The EMVS uses Azure Traffic Manager to control the distribution of user traffic to specified endpoints, which includes Azure cloud services, websites, and other endpoints. Traffic Manager works by applying an intelligent policy engine to Domain Name System (DNS) queries for the domain names of the Internet resources. The Azure-hosted cloud services provided by the EMVS can run in different datacenters across Europe.

Benefits of Service Fabric


Before Service Fabric, the first version of the European Hub was built and piloted using earlier Azure PaaS features. Despite the success of the pilot in a single market, it was clear that the original architecture did not provide sufficient scalability for European roll-out. The second generation of the European Hub, built using Service Fabric and Cosmos DB, addresses these concerns.

The Solidsoft Reply development team worked closely with the Microsoft Service Fabric product team for a year before the release of Service Fabric to ensure that the architecture would meet its scalability, performance, and availability requirements. In particular, the design of Reliable Queues in Service Fabric evolved to address a number of concerns raised during EMVS development.



Service Fabric and Azure services also provided the following benefits in the ongoing development of the NBS:

  • Accelerated development: The investment made in designing and implementing Service Fabric patterns in the European Hub has directly benefitted the implementation of the NBS. It uses the same patterns and approaches to handle interchange with the European Hub and to manage other asynchronous processing at the national level. The ability to repurpose architectural and design patterns has significantly accelerated the development of the NBS in the face of demanding timescales.

  • Agile development: Service Fabric, with its support for microservice architecture, complements the agile methodology used to deliver NBS functionality. The Solidsoft Reply development team has been able to support national pilot programs and roll-out before the fixed end-date in February 2019.

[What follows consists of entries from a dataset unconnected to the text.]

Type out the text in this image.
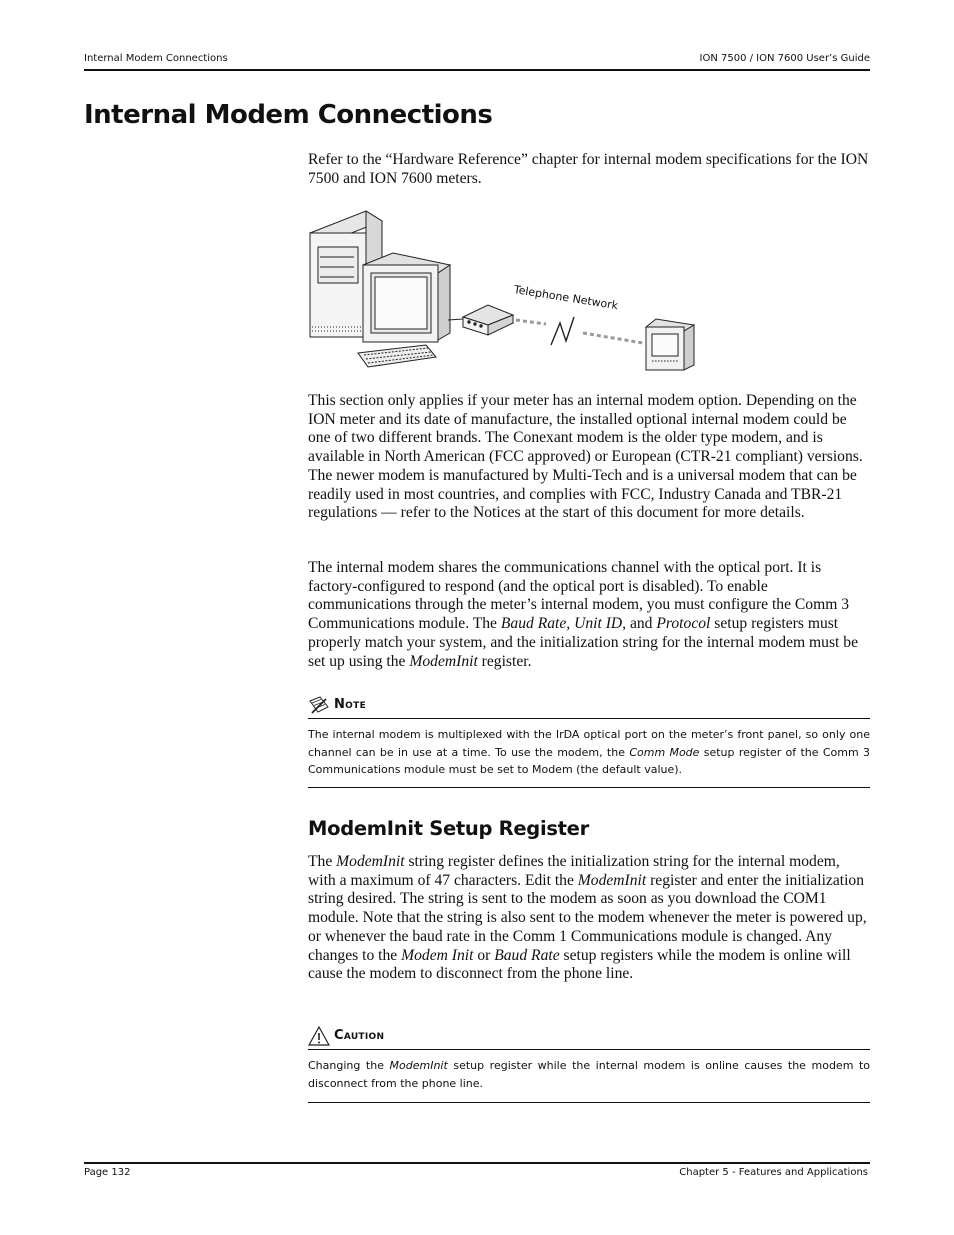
Internal Modem Connections	ION 7500 / ION 7600 User’s Guide
Internal Modem Connections

Refer to the “Hardware Reference” chapter for internal modem specifications for the ION 7500 and ION 7600 meters.

Telephone Network

This section only applies if your meter has an internal modem option. Depending on the ION meter and its date of manufacture, the installed optional internal modem could be one of two different brands. The Conexant modem is the older type modem, and is available in North American (FCC approved) or European (CTR-21 compliant) versions. The newer modem is manufactured by Multi-Tech and is a universal modem that can be readily used in most countries, and complies with FCC, Industry Canada and TBR-21 regulations — refer to the Notices at the start of this document for more details.

The internal modem shares the communications channel with the optical port. It is factory-configured to respond (and the optical port is disabled). To enable communications through the meter’s internal modem, you must configure the Comm 3 Communications module. The Baud Rate, Unit ID, and Protocol setup registers must properly match your system, and the initialization string for the internal modem must be set up using the ModemInit register.

Note

The internal modem is multiplexed with the IrDA optical port on the meter’s front panel, so only one channel can be in use at a time. To use the modem, the Comm Mode setup register of the Comm 3 Communications module must be set to Modem (the default value).

ModemInit Setup Register

The ModemInit string register defines the initialization string for the internal modem, with a maximum of 47 characters. Edit the ModemInit register and enter the initialization string desired. The string is sent to the modem as soon as you download the COM1 module. Note that the string is also sent to the modem whenever the meter is powered up, or whenever the baud rate in the Comm 1 Communications module is changed. Any changes to the Modem Init or Baud Rate setup registers while the modem is online will cause the modem to disconnect from the phone line.

Caution

Changing the ModemInit setup register while the internal modem is online causes the modem to disconnect from the phone line.

Page 132	Chapter 5 - Features and Applications
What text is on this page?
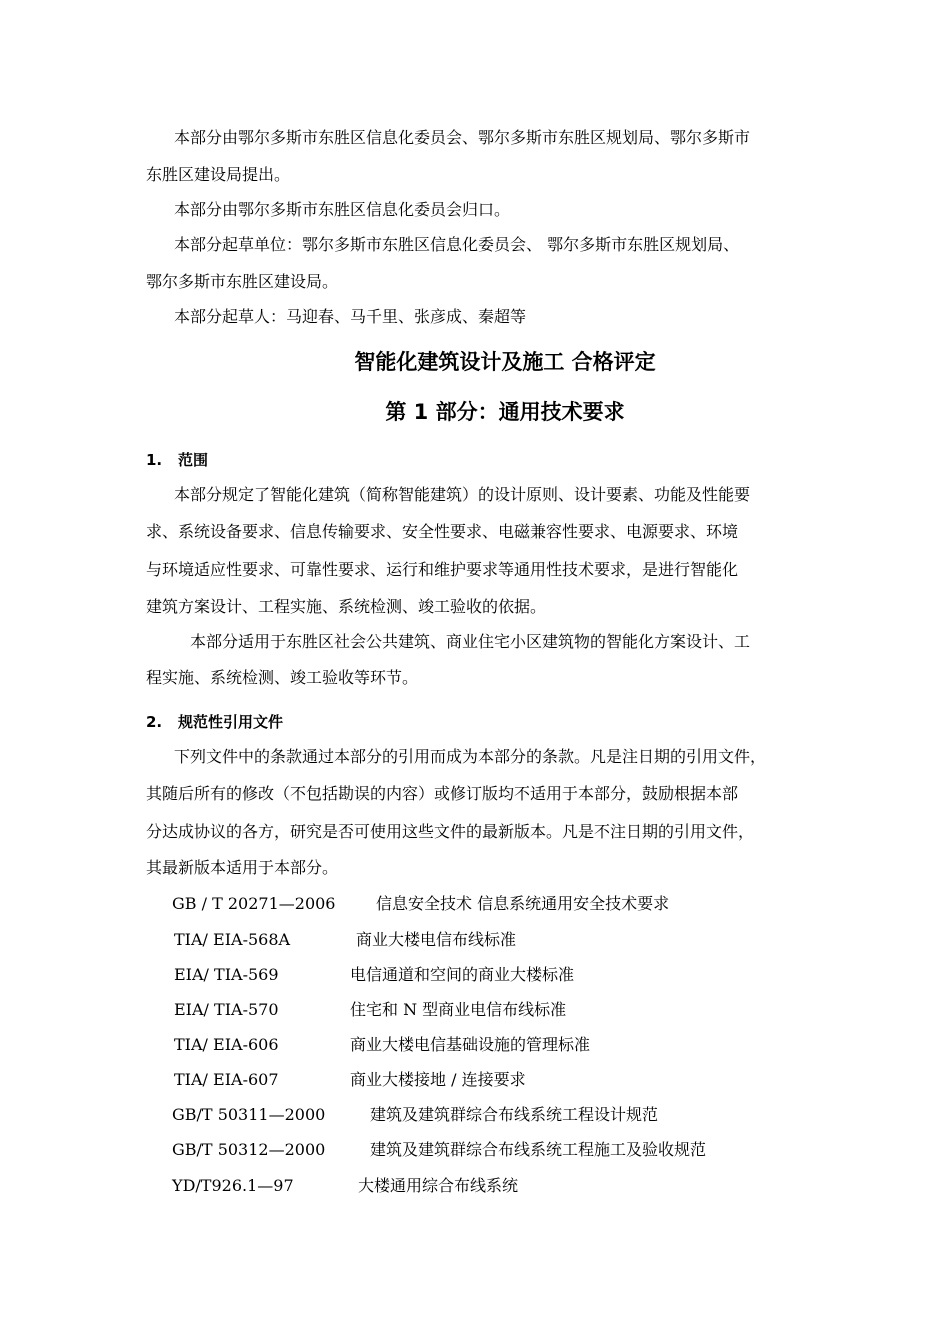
本部分由鄂尔多斯市东胜区信息化委员会、鄂尔多斯市东胜区规划局、鄂尔多斯市

东胜区建设局提出。

本部分由鄂尔多斯市东胜区信息化委员会归口。

本部分起草单位：鄂尔多斯市东胜区信息化委员会、 鄂尔多斯市东胜区规划局、

鄂尔多斯市东胜区建设局。

本部分起草人：马迎春、马千里、张彦成、秦超等

智能化建筑设计及施工 合格评定
第 1 部分：通用技术要求
1. 范围

本部分规定了智能化建筑（简称智能建筑）的设计原则、设计要素、功能及性能要

求、系统设备要求、信息传输要求、安全性要求、电磁兼容性要求、电源要求、环境

与环境适应性要求、可靠性要求、运行和维护要求等通用性技术要求，是进行智能化

建筑方案设计、工程实施、系统检测、竣工验收的依据。

本部分适用于东胜区社会公共建筑、商业住宅小区建筑物的智能化方案设计、工

程实施、系统检测、竣工验收等环节。

2. 规范性引用文件

下列文件中的条款通过本部分的引用而成为本部分的条款。凡是注日期的引用文件，

其随后所有的修改（不包括勘误的内容）或修订版均不适用于本部分，鼓励根据本部

分达成协议的各方，研究是否可使用这些文件的最新版本。凡是不注日期的引用文件，

其最新版本适用于本部分。

GB / T 20271—2006	信息安全技术 信息系统通用安全技术要求

TIA/ EIA-568A	商业大楼电信布线标准

EIA/ TIA-569	电信通道和空间的商业大楼标准

EIA/ TIA-570	住宅和 N 型商业电信布线标准

TIA/ EIA-606	商业大楼电信基础设施的管理标准

TIA/ EIA-607	商业大楼接地 / 连接要求

GB/T 50311—2000	建筑及建筑群综合布线系统工程设计规范

GB/T 50312—2000	建筑及建筑群综合布线系统工程施工及验收规范

YD/T926.1—97	大楼通用综合布线系统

  • Automated testing: Comprehensive and rigorous testing of complex distributed systems is always challenging. Solidsoft Reply built its own automated test framework to support the needs of the EMVS program. The framework provides a comprehensive approach to black-box and grey-box testing of the system as a whole, as well as the individual European and national-level components of the EMVS. The framework provides readily available test metrics via Microsoft Power BI.

  • Compliance: The pharmaceutical industry is highly regulated. The EMVS complies with GAMP 5 GxP best practice standards and constitutes a verified system with detailed traceability of functionality back to the formal requirements and functional specification, and an emphasis on robust configuration management of individual releases and environments. Solidsoft Reply operates the European Hub and National Systems on behalf of its customers and implements comprehensive operational management processes used Azure-hosted tooling.


Summary


Service Fabric, together with other Azure services, provided Solidsoft Reply with a modern platform to address the requirements of the European Union and the European pharmaceutical industry in building, deploying, and managing the EMVS. Of the many bidders for this important European Union service, only Solidsoft Reply proposed using a solution with a fully public, cloud-based back-office infrastructure on Azure.

Service Fabric gave Solidsoft the edge with its powerful, approach to building highly scalable, available microservice-based solutions that can evolve over time in an agile, cost-effective manner. The use of this platform represents significant cost savings for the pharmaceutical industry, helping them to meet their legal responsibilities and to provide world-class protection to citizens across the continent.

For Solidsoft Reply, this technological platform has enabled the company to move beyond its strong history as an enterprise-level integration specialist to a cloud-centric provider of large distributed systems and services.